Sabby Asks Court to Dismiss Fraud Claims
Investment advisor says some of the SEC’s securities fraud claims are past the time limit and that others lack specificity.
An investment advisor on Thursday asked a U.S. District Court judge to dismiss part of a suit filed by the Securities and Exchange Commission, accusing it of securities fraud in short sales of stock from 2017 to 2019.
The SEC allegations involved trades unrelated to credit unions.
However, the investment advisor, Sabby Management, and its principal, Hal D. Mintz, has also been an investor in a public company half-owned by Partner Colorado Credit Union.
The Denver-area credit union ($690.1 million in assets, 35,472 members) spun off its CUSO providing financial services to cannabis companies in September 2022 for $185 million as Safe Harbor Financial. Safe Harbor’s stock price fell from $10.31 when the deal closed Sept. 28, 2022 to $1.78 Dec. 30. Last week it dropped from $0.42 Wednesday to $0.38 Thursday and a new low of $0.37 as of Friday.
The credit union’s initial gains from the sale were wiped out by losses in the first half of this year.
There have been no allegations of wrong-doing connected with trades of Safe Harbor Financial stock.

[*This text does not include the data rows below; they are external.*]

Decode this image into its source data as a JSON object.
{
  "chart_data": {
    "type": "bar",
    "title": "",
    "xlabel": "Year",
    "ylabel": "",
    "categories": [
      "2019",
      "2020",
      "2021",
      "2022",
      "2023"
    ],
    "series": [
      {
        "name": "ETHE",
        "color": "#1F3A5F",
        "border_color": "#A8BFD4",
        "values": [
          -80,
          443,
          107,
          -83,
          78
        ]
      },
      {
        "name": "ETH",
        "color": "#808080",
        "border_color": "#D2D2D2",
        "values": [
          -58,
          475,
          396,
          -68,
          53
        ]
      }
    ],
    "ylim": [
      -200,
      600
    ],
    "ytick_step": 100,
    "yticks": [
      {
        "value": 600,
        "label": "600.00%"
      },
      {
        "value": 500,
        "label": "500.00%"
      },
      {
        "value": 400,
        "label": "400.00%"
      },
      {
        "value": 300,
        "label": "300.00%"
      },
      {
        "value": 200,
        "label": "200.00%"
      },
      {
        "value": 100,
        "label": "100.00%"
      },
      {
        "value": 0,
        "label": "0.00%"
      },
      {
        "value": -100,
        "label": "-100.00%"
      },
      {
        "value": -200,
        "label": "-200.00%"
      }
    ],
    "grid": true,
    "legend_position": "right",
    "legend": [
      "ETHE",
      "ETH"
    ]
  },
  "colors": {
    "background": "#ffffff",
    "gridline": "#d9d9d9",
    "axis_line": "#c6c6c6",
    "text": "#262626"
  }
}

The SEC filed suit June 12 in the U.S. District Court in Newark, N.J., alleging Sabby Management and Minsk generated more than $2 million in illegal profits through a long-running scheme involving misrepresentations and violations of rules for short selling, order making and other trading rules. The SEC’s complaint also alleged Sabby and Mintz occasionally used their naked short selling to artificially deflate the price of securities, allowing them to obtain more shares at a cheaper price.
In the partial motion to dismiss, New York lawyer Michael Van Riper said many of the allegations are beyond the statute of limitations, and others lack the required specificity to stand up in court.
The motion said Sabby Management sometimes participated in secondary offerings by public companies, which frequently included common stock, convertible securities or warrants. Sabby could then exercise the warrants in exchange for common stock.
“Despite the Complaint’s repeated references to ‘naked short selling,’ in every instance, prior to executing the trades at issue, Sabby held an irrevocable right to obtain common stock from the relevant issuers and made efforts to deliver the shares in a timely manner,” Van Riper wrote.
“Accordingly, despite the impression the complaint is designed to give, this is simply not a case in which Defendants recklessly sold stock short without any ability or effort to cover their trades,” he wrote.
The SEC described Sabby Management as “recidivist,” saying, “Sabby has previously been sanctioned by the Commission in connection with improper short sales. On October 14, 2015, the Commissioned instituted a settled cease-and-desist proceeding finding that Sabby violated Rule 105 of Regulation M of the Exchange Act on two occasions. The Commission imposed a cease-and-desist order, disgorgement of $184,747.10 plus prejudgment interest, and a civil penalty of $91,669.95.”
The motion said the SEC “falsely characterizes Sabby as a ‘recidivist’ violator of securities laws in its effort to cast defendants in a surreal, rather than factual, light.”
U.S. Circuit Judge Kevin McNulty gave the SEC until Sept. 21 to respond and Sabby Management until Oct. 12 to respond to the response.
In Sabby Management’s involvement with Safe Harbor Financial, it emerged as the largest “private investment in public equity” investor through its Sabby Volatility Warrant Master Fund, Ltd.
An Oct. 7, 2022 SEC filing showed the fund owned 4.25 million common shares, or 4.99% of the company’s stock. An April 2023 proxy listed the stake as four million shares, or 9.36% of the voting shares, based on common stock issued from Dec. 11, 2022 to Feb. 6, 2023.
The SEC lists Sabby Management’s headquarters in Spicewood, Texas, 35 miles northeast of Austin, and Mintz as Miami Beach, Fla.
The SEC said Sabby Warrants is a master private equity fund set up in 2011 in the Cayman Islands and managed by Sabby. It has three feeder funds: Two in the Cayman Islands and one onshore. Its assets have grown from about $60 million in 2017 to about $182 million “in its most recent public disclosure,” which also showed it has 73 owners.